At some point we should look at using a real database to store those objects, Netbox through netbox-bgp could be a good option. As it increases our dependency on a 3rd party tool, we need to make sure it's worth it.

Question for both of you (Arzhel/Cathal) is whether we feel OK with moving to a Hybrid RPKI model for ASPA support, or if we should wait till at least ARIN supports ASPA mutations through their portal.

Could you ask ARIN/RIPE if they have an ETA on supporting ASPA on their portal ?
So far I'm on the fence about having to manage new services in house.

ASPA support has been added on RIPE's quarterly planning: https://www.ripe.net/manage-ips-and-asns/resource-management/rpki/rpki-planning-and-roadmap/#item-3-support-aspa. However, while IETF consensus seems to be close, there is still some discussion and [RIPE wants] to await formal consensus before implementing this, so it depends on promoting the IETF drafts, I suppose. An update has been published since then, and interestingly, an extension has been published a few months ago. Activity on the SIDROPS mailing list is fine, though.
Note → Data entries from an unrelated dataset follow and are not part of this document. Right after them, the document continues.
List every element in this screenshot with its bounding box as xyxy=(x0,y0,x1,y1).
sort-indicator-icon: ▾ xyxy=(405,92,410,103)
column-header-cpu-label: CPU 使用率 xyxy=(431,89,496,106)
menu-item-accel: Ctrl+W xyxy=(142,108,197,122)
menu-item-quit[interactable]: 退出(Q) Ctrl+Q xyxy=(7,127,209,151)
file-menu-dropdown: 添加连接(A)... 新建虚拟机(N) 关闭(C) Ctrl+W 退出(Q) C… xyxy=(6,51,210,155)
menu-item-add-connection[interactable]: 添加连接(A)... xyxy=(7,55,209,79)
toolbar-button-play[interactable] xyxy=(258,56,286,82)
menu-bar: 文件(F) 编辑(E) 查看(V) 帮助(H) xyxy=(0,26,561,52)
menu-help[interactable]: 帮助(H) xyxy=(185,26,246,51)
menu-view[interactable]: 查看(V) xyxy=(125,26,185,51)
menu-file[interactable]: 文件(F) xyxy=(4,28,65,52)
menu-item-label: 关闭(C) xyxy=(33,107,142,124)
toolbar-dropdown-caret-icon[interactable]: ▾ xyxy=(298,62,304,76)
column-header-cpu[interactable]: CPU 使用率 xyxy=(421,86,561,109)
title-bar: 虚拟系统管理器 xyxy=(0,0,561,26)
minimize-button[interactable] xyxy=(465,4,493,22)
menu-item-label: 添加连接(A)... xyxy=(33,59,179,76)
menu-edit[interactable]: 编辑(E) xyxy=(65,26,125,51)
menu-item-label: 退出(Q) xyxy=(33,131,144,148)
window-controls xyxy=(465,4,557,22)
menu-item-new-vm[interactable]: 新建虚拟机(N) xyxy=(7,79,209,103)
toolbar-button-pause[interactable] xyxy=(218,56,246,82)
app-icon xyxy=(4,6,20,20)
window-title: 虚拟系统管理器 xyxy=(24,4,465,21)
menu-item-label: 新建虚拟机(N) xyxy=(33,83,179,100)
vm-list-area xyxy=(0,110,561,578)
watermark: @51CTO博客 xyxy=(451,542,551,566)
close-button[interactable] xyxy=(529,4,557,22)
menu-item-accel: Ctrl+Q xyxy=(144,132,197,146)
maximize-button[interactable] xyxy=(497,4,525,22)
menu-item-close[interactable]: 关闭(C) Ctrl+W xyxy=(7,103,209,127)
Looking at this presentation from June 2024's SIDROPS meeting, one of the current issues lies in the "RPKI-to-Router v2 draft" (8210bis), seemingly the result of disagreement between the draft's editors and the SIDROPS working group members. And because most open issues as of december 2024 depend on changes to 8210bis, I'm wondering what the process will look like from now on.

In T372161#10098724, @ayounsi wrote:

[...]
Could you ask ARIN/RIPE if they have an ETA on supporting ASPA on their portal ?
So far I'm on the fence about having to manage new services in house.

I understand hosting our own CA setup is not the ideal way to go. Looks like we'll need to wait until the drafts have been published.

Thanks for keeping up to date on this @Southparkfan!

In T372161#10449848, @Southparkfan wrote:

I understand hosting our own CA setup is not the ideal way to go. Looks like we'll need to wait until the drafts have been published.

Yeah the effort/benefit ratio doesn't really make sense to start hosting our own CA to do this. One also needs to be mindful that until the standards are fully agreed, supported by the RIRs, and generally implemented more widely, having such records is going to be of limited benefit.